The Kickstarter campaign lasted 30 days, and Walters didn’t waste any time in promoting it. He alerted all of his current BBQ and bacon customers, announced the Kickstarter initiative on social media, and shared his goal with family and friends. But his efforts only yielded about $15,000, leaving another $10,000 to meet his goal.
The campaign was scheduled to end on a Friday, so on the Wednesday before, Walters hosted a bacon tasting party. He invited everyone he knew, ran Facebook ads, boosted Facebook posts, and hit social media hard. His marketing paid off: several media outlets showed interest in attending — which was lucky, because on the day of the event, the campaign was still at only $15,000 raised. “At that point, I didn’t think we’d make it to $25,000,” he says—which, according to Kickstarter rules, meant that Das Wafel would get $0.

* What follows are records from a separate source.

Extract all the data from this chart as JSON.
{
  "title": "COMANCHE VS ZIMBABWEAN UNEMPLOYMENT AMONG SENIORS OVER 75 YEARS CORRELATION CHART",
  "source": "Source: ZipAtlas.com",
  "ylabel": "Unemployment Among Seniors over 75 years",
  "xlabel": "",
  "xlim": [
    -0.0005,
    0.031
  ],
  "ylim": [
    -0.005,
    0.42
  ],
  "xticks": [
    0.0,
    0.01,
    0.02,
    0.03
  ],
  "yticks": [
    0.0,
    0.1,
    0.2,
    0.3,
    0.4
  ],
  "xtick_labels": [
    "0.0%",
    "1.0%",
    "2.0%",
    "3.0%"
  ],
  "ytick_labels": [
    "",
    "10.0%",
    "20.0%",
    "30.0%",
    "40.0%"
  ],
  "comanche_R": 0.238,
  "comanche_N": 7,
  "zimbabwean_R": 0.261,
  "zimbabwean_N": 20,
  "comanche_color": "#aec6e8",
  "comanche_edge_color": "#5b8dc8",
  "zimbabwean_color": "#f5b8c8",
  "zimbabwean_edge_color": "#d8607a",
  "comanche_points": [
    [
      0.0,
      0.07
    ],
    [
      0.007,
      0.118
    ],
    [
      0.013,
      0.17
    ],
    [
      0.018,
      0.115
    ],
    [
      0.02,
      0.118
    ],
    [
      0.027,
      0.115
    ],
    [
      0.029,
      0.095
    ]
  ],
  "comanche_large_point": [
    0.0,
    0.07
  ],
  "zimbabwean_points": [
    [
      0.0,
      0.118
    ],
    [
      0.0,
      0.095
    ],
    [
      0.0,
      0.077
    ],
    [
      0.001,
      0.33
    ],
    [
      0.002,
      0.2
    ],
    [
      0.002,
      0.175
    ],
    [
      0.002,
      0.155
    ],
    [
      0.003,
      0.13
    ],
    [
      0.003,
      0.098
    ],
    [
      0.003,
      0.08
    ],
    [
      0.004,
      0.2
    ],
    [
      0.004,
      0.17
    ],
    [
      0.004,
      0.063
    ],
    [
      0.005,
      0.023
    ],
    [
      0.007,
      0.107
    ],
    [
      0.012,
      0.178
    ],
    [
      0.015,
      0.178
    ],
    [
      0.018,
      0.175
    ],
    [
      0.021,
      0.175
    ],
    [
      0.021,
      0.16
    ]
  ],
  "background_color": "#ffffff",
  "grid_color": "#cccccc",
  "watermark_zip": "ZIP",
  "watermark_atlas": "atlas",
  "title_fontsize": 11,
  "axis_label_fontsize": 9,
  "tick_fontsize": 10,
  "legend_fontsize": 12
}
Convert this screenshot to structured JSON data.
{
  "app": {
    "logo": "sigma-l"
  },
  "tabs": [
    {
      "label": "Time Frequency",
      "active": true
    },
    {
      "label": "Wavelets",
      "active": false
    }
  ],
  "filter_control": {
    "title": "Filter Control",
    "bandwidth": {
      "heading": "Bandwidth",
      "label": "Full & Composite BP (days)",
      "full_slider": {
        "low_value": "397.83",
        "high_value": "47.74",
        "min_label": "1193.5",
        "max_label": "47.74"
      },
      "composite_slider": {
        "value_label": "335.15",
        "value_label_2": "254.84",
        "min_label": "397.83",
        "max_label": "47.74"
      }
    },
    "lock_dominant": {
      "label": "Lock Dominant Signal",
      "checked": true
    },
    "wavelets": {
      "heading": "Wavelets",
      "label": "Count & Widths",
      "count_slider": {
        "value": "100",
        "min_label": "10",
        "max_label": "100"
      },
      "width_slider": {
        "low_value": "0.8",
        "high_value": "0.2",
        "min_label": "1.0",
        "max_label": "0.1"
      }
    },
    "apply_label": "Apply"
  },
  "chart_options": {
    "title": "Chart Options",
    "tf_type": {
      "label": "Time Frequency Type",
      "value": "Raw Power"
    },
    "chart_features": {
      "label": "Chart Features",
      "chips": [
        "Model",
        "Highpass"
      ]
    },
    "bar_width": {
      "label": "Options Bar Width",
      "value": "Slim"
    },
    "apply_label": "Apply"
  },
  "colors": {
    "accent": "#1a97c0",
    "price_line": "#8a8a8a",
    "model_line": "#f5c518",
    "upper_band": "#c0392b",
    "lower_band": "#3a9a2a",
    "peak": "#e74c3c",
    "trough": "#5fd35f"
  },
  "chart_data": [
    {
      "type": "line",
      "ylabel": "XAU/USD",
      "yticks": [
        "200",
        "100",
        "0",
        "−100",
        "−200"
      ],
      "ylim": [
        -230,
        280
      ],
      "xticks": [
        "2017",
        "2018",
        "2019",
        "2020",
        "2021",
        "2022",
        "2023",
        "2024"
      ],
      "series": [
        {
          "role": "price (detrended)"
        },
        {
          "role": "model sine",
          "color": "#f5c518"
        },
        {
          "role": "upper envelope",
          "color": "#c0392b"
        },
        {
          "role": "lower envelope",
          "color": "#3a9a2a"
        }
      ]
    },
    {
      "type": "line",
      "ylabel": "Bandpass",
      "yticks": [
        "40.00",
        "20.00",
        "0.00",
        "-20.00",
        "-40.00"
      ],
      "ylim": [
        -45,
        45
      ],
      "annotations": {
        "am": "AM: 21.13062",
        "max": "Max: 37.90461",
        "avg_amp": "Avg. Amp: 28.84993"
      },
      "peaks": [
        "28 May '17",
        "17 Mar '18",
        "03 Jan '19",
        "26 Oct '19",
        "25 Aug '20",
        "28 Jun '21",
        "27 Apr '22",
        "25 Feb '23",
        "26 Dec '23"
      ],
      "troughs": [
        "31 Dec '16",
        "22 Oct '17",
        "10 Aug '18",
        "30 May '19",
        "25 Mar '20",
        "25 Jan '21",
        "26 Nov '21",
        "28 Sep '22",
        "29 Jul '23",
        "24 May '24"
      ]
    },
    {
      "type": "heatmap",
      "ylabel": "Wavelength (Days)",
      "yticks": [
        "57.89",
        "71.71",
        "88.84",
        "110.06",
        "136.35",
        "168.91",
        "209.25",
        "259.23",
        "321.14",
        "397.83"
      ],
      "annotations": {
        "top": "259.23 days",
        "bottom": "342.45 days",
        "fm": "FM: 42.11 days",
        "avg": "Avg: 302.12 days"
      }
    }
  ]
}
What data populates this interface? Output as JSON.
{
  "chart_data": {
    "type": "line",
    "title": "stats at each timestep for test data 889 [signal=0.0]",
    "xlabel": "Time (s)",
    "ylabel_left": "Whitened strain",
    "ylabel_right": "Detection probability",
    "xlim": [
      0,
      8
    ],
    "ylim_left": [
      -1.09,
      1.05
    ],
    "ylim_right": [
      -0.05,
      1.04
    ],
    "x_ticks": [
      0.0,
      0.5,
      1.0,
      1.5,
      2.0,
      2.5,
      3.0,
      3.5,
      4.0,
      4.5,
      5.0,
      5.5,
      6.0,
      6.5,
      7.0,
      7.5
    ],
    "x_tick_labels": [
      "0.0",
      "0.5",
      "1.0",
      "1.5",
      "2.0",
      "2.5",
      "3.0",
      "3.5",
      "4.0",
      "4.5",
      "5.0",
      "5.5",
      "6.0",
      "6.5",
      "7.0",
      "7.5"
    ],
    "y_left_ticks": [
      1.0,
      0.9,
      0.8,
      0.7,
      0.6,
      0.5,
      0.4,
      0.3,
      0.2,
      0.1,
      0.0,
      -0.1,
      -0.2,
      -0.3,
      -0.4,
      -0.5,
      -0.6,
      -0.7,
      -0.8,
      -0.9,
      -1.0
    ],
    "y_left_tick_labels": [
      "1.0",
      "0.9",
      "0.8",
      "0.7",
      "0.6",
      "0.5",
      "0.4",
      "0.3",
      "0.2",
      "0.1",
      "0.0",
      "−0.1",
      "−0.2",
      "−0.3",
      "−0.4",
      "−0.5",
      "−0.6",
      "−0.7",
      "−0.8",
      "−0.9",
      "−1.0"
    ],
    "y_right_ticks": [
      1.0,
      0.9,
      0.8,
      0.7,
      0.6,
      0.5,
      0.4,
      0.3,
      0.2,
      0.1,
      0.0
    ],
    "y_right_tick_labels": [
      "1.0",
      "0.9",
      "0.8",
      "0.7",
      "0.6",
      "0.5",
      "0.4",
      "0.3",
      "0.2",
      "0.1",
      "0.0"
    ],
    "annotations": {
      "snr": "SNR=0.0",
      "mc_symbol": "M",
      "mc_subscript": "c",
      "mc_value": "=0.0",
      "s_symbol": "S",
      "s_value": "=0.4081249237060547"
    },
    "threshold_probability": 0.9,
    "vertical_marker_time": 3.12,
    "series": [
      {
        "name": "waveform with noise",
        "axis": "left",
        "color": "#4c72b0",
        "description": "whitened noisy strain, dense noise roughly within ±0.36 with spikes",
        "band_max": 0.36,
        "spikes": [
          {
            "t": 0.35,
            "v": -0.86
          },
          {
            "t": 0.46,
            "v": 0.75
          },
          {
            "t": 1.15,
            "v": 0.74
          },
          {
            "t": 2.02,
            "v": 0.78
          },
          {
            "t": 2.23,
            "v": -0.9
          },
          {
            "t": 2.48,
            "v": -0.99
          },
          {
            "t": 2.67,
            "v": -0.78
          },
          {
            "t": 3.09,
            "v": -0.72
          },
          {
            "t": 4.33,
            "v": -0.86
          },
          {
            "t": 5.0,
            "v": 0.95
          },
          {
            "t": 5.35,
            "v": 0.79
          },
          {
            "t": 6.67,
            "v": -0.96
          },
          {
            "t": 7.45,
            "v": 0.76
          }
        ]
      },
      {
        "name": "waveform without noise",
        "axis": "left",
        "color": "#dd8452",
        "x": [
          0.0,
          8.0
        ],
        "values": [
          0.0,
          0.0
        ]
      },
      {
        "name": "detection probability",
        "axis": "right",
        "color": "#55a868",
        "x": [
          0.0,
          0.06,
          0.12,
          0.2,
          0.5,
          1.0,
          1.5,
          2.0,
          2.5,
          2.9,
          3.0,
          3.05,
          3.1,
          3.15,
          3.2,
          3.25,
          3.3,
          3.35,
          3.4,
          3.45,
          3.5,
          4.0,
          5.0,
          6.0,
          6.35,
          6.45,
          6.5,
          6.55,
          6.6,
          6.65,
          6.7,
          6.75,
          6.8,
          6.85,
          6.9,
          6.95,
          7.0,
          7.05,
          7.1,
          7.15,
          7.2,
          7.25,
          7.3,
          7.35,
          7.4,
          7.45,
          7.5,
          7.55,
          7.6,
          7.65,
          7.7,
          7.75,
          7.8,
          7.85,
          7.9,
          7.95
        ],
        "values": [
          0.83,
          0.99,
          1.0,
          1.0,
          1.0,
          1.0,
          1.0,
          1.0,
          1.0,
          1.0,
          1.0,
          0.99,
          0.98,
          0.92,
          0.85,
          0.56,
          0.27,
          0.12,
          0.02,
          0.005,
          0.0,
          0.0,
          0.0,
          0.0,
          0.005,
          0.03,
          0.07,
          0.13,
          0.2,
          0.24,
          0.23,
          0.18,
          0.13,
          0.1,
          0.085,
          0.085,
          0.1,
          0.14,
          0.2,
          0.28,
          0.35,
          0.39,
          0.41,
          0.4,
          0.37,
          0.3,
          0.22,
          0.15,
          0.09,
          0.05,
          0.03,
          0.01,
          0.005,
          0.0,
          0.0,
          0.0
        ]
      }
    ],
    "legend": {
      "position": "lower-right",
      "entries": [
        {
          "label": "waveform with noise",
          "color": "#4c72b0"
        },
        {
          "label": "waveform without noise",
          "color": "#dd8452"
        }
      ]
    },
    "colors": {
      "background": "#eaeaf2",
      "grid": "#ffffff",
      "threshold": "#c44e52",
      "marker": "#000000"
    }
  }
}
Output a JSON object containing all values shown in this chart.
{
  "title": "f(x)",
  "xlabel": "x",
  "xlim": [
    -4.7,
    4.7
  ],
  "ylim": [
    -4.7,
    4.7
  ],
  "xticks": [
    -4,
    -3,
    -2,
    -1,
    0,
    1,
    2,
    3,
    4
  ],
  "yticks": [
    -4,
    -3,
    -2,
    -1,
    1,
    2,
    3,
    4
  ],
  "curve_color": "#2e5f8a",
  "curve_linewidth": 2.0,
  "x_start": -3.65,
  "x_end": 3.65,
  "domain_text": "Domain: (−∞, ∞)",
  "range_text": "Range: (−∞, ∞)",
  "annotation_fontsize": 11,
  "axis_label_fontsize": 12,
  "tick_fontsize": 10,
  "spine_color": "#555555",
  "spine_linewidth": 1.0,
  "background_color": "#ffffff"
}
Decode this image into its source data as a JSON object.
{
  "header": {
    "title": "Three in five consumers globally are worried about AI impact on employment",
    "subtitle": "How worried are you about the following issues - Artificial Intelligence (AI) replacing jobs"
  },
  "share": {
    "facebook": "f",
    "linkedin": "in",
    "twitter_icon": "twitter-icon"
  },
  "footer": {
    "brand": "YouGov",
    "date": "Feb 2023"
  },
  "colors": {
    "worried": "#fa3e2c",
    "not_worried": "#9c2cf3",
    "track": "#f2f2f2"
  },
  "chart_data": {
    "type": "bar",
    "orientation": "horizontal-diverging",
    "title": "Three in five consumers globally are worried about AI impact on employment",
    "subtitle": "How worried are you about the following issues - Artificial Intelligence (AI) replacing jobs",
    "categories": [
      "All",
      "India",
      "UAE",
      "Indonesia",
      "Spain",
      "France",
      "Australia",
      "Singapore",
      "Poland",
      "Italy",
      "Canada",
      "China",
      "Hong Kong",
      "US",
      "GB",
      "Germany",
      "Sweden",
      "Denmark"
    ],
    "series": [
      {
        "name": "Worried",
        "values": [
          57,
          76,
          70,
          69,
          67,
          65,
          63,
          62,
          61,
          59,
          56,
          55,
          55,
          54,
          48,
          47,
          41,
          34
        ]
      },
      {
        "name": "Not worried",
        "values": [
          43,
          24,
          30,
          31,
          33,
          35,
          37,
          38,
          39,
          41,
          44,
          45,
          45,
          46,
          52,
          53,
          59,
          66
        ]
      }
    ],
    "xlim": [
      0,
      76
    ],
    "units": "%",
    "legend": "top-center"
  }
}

Just as Walters was close to admitting defeat, the media, who were impressed by the tasting party offerings, came through with positive coverage of Das Wafel’s bacon. Outlets including Buffalo Eats, Buffalo Rising, Step Out Buffalo, and Buffalo’s Business First all ran stories, which Walters promoted through his networks to help last-minute money flow in.
By lunchtime on Friday, Das Wafel was fully funded, at $26,714. After Kickstarter deducted its 5% fee and Amazon took its cut, Walters received around $22,000.
After the Campaign
Few Kickstarter campaigns succeed without some enticement for donors, and Walters’ was bacon. But he regrets that now, admitting he didn’t do an adequate job of investigating perishable shipping requirements before promising to send bacon to donors. The rules and regulations surrounding the shipment of fresh food are complex and restrictive, he quickly learned – much more so than he had imagined.
Of the $22,000 he received, Walters spent $16,500 making the truck operational, and an additional $5,000 on equipment. He kicked in $5,000 more of his own money to get the rest of what he needed, including building a new smokehouse.
Advice and Takeaways
Walters’ advice to entrepreneurs contemplating crowdfunding? Have at least 10% of your project value to start, in savings, so you can add it to the crowdfunding pot if you haven’t reached your goal; that money can make the difference between collecting all your donated cash or not. “If you don’t have that 10%, you don’t have a plan, you have an idea,” he says.
As far as the time commitment, “it’s a full-time job doing a Kickstarter campaign,” he says. Between the constant social media posting and marketing, curing meat to send to donors, and the prep and shipping of packages, Walters worked extra long days. The stress of not knowing if his campaign would be fully funded also took its toll.
Still, Walters would use crowdfunding again – he just wouldn’t reward donors with bacon.
“I have no regrets,” he says. “Das Wafel wouldn’t be happening otherwise.”
For now, however, Das Wafel is on hold. With some mechanical and exterior work still to be done on the truck, Walters elected not to pursue summer food truck contracts, which would have required more upfront cash. His goal is to open for the summer of 2016.